Cohorts are useful to determine a grouping of data across a date dimension. For example, how many users remain active n months after initial signup, etc.
We currently support 2 types of input data.
select COHORT(<Date Column>, <Cohort Date Definition>, <Cohort Period Definition>), <Cohort Operation>
group by <Cohort Date>, <Cohort Period>
Note:
Input data needs to be sorted by Date ascending order.

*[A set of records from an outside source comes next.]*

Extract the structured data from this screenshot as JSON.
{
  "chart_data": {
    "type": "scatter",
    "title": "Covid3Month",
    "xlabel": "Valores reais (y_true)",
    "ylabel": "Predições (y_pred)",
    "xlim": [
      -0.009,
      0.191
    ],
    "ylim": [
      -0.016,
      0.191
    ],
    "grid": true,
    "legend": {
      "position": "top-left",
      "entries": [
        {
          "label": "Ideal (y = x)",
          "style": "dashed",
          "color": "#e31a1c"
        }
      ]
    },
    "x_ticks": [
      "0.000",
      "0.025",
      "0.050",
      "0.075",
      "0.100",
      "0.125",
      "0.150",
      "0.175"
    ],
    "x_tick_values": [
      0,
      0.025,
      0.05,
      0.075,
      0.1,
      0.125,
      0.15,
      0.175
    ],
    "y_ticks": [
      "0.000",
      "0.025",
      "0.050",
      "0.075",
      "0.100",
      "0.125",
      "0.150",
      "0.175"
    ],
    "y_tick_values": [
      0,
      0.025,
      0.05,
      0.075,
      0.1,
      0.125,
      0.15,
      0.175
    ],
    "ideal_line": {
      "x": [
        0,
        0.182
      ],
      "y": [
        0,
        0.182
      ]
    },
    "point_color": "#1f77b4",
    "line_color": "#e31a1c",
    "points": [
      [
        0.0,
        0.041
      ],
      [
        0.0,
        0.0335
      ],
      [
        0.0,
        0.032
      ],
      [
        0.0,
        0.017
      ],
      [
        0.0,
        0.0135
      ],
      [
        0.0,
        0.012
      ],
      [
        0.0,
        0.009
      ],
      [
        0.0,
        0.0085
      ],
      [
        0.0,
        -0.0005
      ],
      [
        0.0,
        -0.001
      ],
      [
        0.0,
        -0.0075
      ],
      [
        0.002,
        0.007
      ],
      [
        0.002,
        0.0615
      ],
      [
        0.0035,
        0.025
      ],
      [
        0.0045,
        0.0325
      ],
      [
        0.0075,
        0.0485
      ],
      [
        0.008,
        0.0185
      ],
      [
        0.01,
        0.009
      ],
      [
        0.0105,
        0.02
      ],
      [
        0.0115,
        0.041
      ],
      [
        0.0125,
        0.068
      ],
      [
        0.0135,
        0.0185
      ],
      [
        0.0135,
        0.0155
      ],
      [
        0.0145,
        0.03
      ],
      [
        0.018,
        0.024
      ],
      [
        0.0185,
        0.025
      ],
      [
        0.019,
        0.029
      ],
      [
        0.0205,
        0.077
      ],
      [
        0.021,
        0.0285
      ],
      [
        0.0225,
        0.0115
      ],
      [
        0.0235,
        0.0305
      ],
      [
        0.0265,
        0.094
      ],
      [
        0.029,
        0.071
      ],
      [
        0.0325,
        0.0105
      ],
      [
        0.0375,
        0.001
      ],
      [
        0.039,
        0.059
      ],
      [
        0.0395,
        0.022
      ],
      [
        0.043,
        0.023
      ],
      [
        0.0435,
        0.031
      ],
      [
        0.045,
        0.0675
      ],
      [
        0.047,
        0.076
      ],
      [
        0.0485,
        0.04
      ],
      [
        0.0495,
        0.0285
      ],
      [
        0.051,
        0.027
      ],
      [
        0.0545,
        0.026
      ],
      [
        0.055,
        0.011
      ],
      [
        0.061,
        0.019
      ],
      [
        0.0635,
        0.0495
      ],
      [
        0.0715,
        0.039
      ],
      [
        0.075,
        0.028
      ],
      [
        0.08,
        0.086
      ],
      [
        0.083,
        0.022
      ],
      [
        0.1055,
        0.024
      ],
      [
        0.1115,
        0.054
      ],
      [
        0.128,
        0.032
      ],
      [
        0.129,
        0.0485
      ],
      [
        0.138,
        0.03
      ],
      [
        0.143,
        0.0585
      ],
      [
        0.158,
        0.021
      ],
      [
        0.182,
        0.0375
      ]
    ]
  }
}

Cohort Period returns a number (ie: the period) or a date. Example:
a. 1m: Cohort Period as number
b. (1m): Cohort Period as Date
Example 1: If we already have the cohort date populated
select
cohort(
Transaction Date,
Register Date as Cohort Date,
1m as Cohort Period),
sum(Amount) as Total Amount
Example 2: If we only have transactional events like the following example:
select
cohort(
Transaction Date,
Transaction Date as Cohort Date where Event Type = Sign Up group by User ID,
1m as Cohort Period),
sum(Amount) as Total Amount
where Event Type = Purchase
Example 3: Cohorts can be used in combination with transpose to flatten the result based on date
select
cohort(
Transaction Date,
Transaction Date as Cohort Date where Event Type = Sign Up group by User ID,
1m as Cohort Period),
sum(Amount) as Total Amount
where Event Type = Purchase
group by Cohort Date, Cohort Period;
Example 4: A common cohort is retention in percentage format which can be computed as follows:
select
cohort(
Transaction Date,
Transaction Date as Cohort Date where Event Type = Sign Up group by User ID,
1m as Cohort Period,
Cohort Count),
count(distinct(User ID)) as Retention
where Event Type = Purchase and Cohort Date is not null
group by Cohort Date, Cohort Period;
select Cohort Date, Cohort Period, Cohort Count,
Retention * 100 / Cohort Count as Retention Percent